覆水盆に返らず
覆水盆に返らずとは、一度してしまったことは取り返しがつかないこと。一度別れた夫婦は、もとには戻らないということ。「覆水盆に帰らず」と書くのは間違い。
覆水盆に返らずの語源・由来
覆水盆に返らずの「覆水」とは、こぼれた水のことで、「盆」は水などを入れる平たい鉢のことである。
一度こぼれた水は二度と元の盆に戻らないことから、別れた夫婦は復縁しないことや、取り返しがつかないことの喩えとして使われるようになった。
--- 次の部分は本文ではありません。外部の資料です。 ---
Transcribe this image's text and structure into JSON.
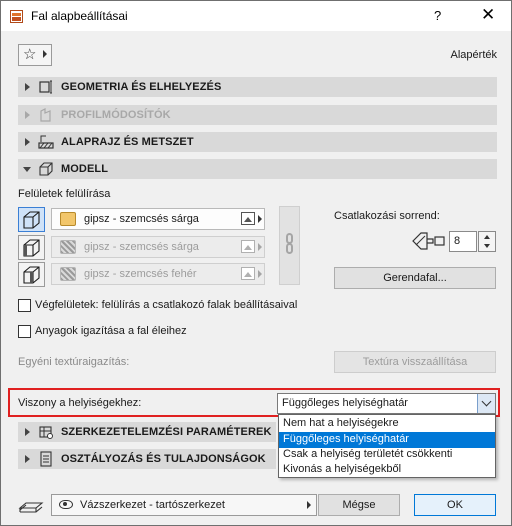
{
  "window": {
    "title": "Fal alapbeállításai",
    "help_glyph": "?",
    "close_glyph": "✕"
  },
  "toolbar": {
    "favorites_glyph": "☆",
    "defaults_label": "Alapérték"
  },
  "sections": {
    "geometry": "GEOMETRIA ÉS ELHELYEZÉS",
    "profile": "PROFILMÓDOSÍTÓK",
    "floorplan": "ALAPRAJZ ÉS METSZET",
    "model": "MODELL",
    "structural": "SZERKEZETELEMZÉSI PARAMÉTEREK",
    "classification": "OSZTÁLYOZÁS ÉS TULAJDONSÁGOK"
  },
  "model": {
    "override_label": "Felületek felülírása",
    "surfaces": [
      {
        "name": "gipsz - szemcsés sárga",
        "enabled": true,
        "color": "#f2c66b"
      },
      {
        "name": "gipsz - szemcsés sárga",
        "enabled": false
      },
      {
        "name": "gipsz - szemcsés fehér",
        "enabled": false
      }
    ],
    "connection_order_label": "Csatlakozási sorrend:",
    "connection_order_value": "8",
    "beam_wall_button": "Gerendafal...",
    "end_surfaces_checkbox": "Végfelületek: felülírás a csatlakozó falak beállításaival",
    "align_materials_checkbox": "Anyagok igazítása a fal éleihez",
    "custom_texture_label": "Egyéni textúraigazítás:",
    "reset_texture_button": "Textúra visszaállítása"
  },
  "zone_relation": {
    "label": "Viszony a helyiségekhez:",
    "selected": "Függőleges helyiséghatár",
    "options": [
      "Nem hat a helyiségekre",
      "Függőleges helyiséghatár",
      "Csak a helyiség területét csökkenti",
      "Kivonás a helyiségekből"
    ],
    "selected_index": 1
  },
  "footer": {
    "layer": "Vázszerkezet - tartószerkezet",
    "cancel": "Mégse",
    "ok": "OK"
  },
  "colors": {
    "highlight": "#e02020",
    "selection": "#0078d7"
  }
}
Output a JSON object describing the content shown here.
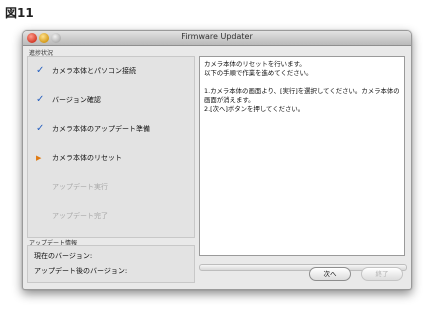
{
  "figure_label": "図11",
  "window": {
    "title": "Firmware Updater"
  },
  "progress_group": {
    "label": "進捗状況"
  },
  "steps": [
    {
      "label": "カメラ本体とパソコン接続",
      "state": "done"
    },
    {
      "label": "バージョン確認",
      "state": "done"
    },
    {
      "label": "カメラ本体のアップデート準備",
      "state": "done"
    },
    {
      "label": "カメラ本体のリセット",
      "state": "current"
    },
    {
      "label": "アップデート実行",
      "state": "pending"
    },
    {
      "label": "アップデート完了",
      "state": "pending"
    }
  ],
  "message": "カメラ本体のリセットを行います。\n以下の手順で作業を進めてください。\n\n1.カメラ本体の画面より、[実行]を選択してください。カメラ本体の画面が消えます。\n2.[次へ]ボタンを押してください。",
  "update_info": {
    "label": "アップデート情報",
    "current_version_label": "現在のバージョン:",
    "post_update_version_label": "アップデート後のバージョン:"
  },
  "buttons": {
    "next": "次へ",
    "finish": "終了"
  },
  "colors": {
    "check": "#2b63c0",
    "current_arrow": "#e07a12"
  }
}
英語にも「覆水盆に返らず」に似た、「It is no use crying over spilt milk.」という諺がある。
覆水盆に返らずの出典は、中国の『拾遺記』の以下のような故事による。
周の国に『呂尚(りょしょう)』と『馬氏(ばし)』という夫婦がいた。
呂尚は読書ばかりして働かなかったため、妻の馬氏は愛想をつかして実家に帰ってしまった。
やがて、呂尚は王に見出され、大出世して『太公望』と呼ばれるようになると、妻は復縁を求めてきた。
呂尚は盆の水を地面にこぼし、「この水を元に戻せたならば、復縁に応じよう」と言った。
しかし、馬氏が手ですくえたのは泥ばかりで、水はすくえなかった。
そこで、呂尚は「お前は一度別れたのに復縁を求めてきたが、こぼした水は盆に戻せない」と言って断ったという話である。
「覆水盆に…」には『漢書(朱買臣伝)』にも同様の故事がある。
また、復縁しないことを喩えた言葉のせいか「覆水盆に帰らず」と表記されることも多いが、「帰らず」ではなく「返らず」が正しい。